Gestern Abend wieder. Ich sitz am offenen Fenster, nur BH und Slip an, weil’s so stickig warm ist. Draußen summt irgendwo ‘ne Rasenmäher, fern, wie ‘n monotones Brummen. Die Laterne in der Straße wirft gelbes Licht rein, flackert leicht. Mein Blick wandert rüber zum Nachbarhaus. Klaus, der Fünfziger, muskulös, Bartschatten, immer so proper. Sein Vorhang bewegt sich minimal, wie von ‘nem Windhauch. Aber nee, da isser. Steht nackt vorm Spiegel, Rücken zu mir. Sein Arsch… oh Gott, rund, fest. Er beugt sich vor, Hand zwischen den Beinen.
Ich halt die Luft an. Kaltes Glas berühr ich mit der Wange, neig den Kopf. Er spuckt auf’n Finger, kreist um sein Loch. Langsam schiebt er rein. Stöhnt leise, kaum hörbar. Sein Schwanz hängt schwer, wird hart. Er wichst langsam, Finger rein-raus. Mein Herz rast. Die Adrenalin-Welle… ich weiß, er könnte mich sehn. Aber ich kann nich wegsehn. Reib mir über’n Slip, feucht schon. Er dreht den Kopf leicht – unser Blick! Er grinst, zieht den Vorhang weiter auf. Lädt mich ein, ohne Worte.
Der heiße Blick durchs Fenster
Ich zögere. Nachbarn, Scheiße, was wenn die Alte mitkriegt? Aber der Kick… ich steh auf, lass den Slip fallen. Drück meine Titten ans Glas, spreiz die Beine. Zeig ihm mein rasierter Schlitz, mein Poloch. Er nickt, wichst schneller. Finger tiefer in seinem Arsch. Ich beiß mir auf die Lippe, Finger in mir, im Takt. Die Straße leer, nur ‘n Auto rauscht vorbei. Er formt mit den Lippen: Komm rüber.
Ich schnapp mir ‘nen Morgenmantel, schleich raus. Fünf Schritte, dunkler Gartenweg, Gras nass unter den Füßen. Klopf leise an seine Terrassentür. Er öffnet, nackt, Schwanz steif wie ‘n Stock. Zieht mich rein, Tür zu. ‘Komm, du kleine Spannerin’, flüstert er rau. Riecht nach Schweiß, Aftershave. Drückt mich gegen die Wand, küss hart. Seine Zunge tief, Hände kneten meinen Arsch.
‘Ich hab dich gesehn, wie du dich fingrst’, keuch ich. ‘Und du? Zeigst alles.’ Er lacht, schiebt mich ins Schlafzimmer.
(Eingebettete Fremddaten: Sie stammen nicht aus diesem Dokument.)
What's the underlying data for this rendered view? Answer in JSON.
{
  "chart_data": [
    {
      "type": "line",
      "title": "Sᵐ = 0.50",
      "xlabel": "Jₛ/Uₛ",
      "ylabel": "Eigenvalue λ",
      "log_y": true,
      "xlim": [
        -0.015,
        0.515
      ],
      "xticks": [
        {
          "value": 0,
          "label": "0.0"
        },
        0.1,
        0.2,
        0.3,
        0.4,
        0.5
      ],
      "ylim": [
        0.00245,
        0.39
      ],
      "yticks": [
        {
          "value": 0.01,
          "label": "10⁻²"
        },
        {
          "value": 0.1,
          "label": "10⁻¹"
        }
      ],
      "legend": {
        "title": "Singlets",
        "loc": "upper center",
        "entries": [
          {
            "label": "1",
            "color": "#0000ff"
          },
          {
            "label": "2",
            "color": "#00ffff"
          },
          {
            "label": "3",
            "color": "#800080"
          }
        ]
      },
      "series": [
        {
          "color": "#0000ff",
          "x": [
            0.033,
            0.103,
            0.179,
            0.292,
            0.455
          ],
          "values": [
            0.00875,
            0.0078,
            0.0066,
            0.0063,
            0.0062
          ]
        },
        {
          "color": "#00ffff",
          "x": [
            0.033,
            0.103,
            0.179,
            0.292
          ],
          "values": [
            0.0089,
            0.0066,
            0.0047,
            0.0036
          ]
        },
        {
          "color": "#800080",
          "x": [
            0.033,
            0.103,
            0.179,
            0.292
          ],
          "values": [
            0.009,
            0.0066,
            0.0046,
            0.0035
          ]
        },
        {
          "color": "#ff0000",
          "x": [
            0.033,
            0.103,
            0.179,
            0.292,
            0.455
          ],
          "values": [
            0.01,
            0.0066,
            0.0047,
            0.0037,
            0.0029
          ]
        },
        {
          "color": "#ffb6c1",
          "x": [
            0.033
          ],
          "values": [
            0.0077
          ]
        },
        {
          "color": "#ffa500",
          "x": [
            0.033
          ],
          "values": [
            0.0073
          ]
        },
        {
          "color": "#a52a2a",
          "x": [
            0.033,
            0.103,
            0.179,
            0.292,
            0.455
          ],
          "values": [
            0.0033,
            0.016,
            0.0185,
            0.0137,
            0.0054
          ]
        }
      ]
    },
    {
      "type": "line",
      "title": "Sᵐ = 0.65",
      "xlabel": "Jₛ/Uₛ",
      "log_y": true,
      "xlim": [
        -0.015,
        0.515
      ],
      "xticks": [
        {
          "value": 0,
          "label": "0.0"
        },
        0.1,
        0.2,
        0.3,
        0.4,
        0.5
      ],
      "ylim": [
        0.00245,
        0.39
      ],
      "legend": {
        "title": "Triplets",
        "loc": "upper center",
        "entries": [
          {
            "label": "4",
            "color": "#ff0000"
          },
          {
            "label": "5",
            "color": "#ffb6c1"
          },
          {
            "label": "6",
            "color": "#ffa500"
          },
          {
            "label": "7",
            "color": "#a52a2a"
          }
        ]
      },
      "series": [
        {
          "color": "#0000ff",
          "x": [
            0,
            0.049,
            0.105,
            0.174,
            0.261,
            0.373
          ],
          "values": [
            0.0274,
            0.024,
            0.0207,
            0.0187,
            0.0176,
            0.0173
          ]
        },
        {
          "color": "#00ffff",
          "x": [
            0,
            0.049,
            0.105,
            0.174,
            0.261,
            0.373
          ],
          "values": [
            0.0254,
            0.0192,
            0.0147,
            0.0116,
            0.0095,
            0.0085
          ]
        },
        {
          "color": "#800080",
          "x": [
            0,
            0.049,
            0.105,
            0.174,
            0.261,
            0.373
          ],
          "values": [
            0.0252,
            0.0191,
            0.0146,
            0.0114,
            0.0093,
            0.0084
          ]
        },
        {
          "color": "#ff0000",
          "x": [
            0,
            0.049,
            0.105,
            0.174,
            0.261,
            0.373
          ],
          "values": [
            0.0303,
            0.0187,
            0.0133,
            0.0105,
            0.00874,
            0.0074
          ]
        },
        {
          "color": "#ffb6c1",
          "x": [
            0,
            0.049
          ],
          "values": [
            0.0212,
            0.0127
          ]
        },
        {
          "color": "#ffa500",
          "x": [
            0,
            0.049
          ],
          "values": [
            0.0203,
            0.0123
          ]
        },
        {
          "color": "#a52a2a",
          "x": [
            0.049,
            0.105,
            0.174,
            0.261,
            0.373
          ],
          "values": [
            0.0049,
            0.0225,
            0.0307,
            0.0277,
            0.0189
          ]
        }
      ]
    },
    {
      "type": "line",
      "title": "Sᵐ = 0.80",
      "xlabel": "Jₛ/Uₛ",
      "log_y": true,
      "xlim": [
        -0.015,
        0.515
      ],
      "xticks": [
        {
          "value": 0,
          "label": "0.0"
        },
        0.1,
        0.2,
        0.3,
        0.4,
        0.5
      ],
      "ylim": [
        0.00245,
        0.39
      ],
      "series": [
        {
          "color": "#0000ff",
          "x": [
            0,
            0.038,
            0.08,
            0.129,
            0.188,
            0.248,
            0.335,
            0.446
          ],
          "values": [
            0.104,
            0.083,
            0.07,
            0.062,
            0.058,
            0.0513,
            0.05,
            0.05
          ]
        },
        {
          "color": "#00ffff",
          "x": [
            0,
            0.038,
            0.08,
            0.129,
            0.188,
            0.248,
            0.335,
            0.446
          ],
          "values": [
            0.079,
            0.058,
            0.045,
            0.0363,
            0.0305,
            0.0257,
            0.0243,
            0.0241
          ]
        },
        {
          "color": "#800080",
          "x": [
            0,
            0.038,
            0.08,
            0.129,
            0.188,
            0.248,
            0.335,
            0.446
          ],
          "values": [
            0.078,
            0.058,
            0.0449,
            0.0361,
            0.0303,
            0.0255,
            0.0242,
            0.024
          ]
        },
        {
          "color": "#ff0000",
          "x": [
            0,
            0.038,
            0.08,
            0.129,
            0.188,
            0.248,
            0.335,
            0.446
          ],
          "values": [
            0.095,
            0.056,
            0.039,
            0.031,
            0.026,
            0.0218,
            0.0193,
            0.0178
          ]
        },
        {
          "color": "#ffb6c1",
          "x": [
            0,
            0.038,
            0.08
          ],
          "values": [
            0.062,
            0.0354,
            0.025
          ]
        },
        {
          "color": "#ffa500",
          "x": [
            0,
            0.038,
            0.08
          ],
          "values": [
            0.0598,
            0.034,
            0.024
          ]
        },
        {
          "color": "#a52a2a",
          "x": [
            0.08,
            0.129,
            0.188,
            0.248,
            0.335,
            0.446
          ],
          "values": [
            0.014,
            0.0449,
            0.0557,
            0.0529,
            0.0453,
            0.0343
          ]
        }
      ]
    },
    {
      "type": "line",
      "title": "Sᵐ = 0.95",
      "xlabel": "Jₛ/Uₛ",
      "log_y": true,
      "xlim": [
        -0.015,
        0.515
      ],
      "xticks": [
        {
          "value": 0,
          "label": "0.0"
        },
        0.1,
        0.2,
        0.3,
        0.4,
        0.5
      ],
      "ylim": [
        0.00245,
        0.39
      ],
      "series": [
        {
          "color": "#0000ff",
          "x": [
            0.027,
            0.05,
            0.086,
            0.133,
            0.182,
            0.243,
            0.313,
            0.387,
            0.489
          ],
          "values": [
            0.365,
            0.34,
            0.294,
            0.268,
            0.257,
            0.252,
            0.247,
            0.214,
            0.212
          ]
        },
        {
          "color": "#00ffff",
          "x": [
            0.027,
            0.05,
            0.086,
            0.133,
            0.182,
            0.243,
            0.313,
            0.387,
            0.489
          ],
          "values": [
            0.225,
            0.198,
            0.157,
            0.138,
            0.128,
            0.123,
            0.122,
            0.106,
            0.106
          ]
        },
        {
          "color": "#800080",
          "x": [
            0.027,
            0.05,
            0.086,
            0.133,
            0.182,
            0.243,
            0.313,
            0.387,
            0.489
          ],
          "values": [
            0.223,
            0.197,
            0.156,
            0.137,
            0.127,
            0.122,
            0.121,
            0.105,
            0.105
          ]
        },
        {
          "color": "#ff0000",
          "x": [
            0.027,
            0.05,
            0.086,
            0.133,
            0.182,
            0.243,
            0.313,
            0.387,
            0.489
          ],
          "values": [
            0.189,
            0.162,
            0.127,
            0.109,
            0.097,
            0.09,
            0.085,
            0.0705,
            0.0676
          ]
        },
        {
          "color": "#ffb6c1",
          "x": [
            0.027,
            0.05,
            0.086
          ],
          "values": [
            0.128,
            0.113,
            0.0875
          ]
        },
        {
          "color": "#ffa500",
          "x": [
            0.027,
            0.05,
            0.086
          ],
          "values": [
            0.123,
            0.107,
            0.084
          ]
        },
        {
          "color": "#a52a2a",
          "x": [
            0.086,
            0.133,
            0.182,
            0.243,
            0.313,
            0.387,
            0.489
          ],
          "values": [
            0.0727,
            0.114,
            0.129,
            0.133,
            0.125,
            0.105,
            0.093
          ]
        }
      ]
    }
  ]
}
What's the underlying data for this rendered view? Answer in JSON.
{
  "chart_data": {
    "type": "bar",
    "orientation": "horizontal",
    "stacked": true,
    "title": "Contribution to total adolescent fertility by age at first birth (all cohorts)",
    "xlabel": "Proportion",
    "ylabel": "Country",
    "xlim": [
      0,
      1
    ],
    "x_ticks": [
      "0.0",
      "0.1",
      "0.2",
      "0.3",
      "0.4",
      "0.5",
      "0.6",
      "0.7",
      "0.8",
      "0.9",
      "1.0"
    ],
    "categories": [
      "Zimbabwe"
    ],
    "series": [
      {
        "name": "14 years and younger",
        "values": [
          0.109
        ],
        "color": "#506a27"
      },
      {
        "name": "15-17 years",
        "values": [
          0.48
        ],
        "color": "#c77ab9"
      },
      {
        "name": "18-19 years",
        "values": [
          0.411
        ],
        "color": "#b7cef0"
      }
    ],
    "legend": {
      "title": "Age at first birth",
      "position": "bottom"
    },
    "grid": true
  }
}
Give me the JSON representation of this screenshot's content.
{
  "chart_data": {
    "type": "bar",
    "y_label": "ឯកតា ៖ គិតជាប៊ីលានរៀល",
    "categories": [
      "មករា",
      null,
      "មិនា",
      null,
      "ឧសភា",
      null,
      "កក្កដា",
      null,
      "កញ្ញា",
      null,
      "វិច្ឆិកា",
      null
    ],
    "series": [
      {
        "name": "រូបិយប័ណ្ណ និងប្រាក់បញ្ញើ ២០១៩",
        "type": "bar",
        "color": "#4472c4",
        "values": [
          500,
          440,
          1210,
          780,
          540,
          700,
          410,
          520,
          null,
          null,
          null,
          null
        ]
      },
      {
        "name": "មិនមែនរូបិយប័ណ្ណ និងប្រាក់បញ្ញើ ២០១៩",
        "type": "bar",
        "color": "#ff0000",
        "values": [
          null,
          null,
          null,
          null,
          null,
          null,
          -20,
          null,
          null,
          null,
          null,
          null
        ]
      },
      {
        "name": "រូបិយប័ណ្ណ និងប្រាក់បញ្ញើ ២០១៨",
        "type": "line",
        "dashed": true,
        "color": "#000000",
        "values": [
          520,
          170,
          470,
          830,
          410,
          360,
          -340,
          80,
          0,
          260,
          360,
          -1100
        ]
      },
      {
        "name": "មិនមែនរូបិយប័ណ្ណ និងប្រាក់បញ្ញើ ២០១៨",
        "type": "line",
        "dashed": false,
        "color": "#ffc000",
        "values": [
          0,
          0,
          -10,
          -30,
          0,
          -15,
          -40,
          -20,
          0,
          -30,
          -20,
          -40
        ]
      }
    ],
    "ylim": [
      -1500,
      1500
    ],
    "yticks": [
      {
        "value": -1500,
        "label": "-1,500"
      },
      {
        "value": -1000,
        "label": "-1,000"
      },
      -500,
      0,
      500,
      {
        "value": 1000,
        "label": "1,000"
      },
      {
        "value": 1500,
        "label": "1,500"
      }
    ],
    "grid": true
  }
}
Licht aus, nur Mond durchs Fenster. Ich knie mich hin, nehm seinen Prügel in den Mund. Dick, salzig, pochend. Saug am Kopf, Zunge um die Vorhaut. Er stöhnt: ‘Ja, saug meine fette Kiste.’ Ich würg fast, nehm tiefer, Speichel läuft. Hand um die Wurzel, wichs im Takt. Er greift in meine Haare, fickt meinen Mund.
Die wilde Ficknacht im Nebenzimmer
Genug. ‘Ich will deine Raie’, knurrt er. Ich dreh mich, auf alle Viere, Arsch hoch. Er spuckt drauf, reibt seinen Schwanz dazwischen. Vor und zurück, über mein Loch. ‘Willste meine fette Lanze im Arsch?’ ‘Ja, fick mich anal, hart!’ Ich spuck auf meine Finger, schmier mein Loch. Er setzt an, drückt. Brennt wie Feuer, ich keuch, drück zurück. Zentimeter für Zentimeter, bis er ganz drin ist. ‘Bin voll in deinem engen Fickarsch.’
Er hämmert los. Hände an meinen Hüften, klatscht gegen meinen Arsch. Tief rein, raus, wieder rein. Ich quietsch: ‘Härter, zerfick mich!’ Schweiß tropft, Bett quietscht leise. Angst, dass Nachbarn hören – der Kick! Er accel, grunzt: ‘Ich spritz gleich rein.’ ‘Ja, füll meinen Arsch mit Sperma!’ Er kommt, pumpt, zuckt. Heiß füllt’s mich aus. Er drückt mich runter, hält fest.
Langsam raus, Sperma läuft raus. Ich lach, erschöpft. Er wischt uns ab, reicht mir mein Slip. ‘Behalt den, für nächstes Mal.’ Wir tauschen Nummern. Ich schleich heim, Beine weich, Arsch pocht. Im Bett, grinse. Jetzt seh ich die Nachbarschaft anders. Jeder Vorhang, jeder Schatten… Geheimnis. Warte auf mehr.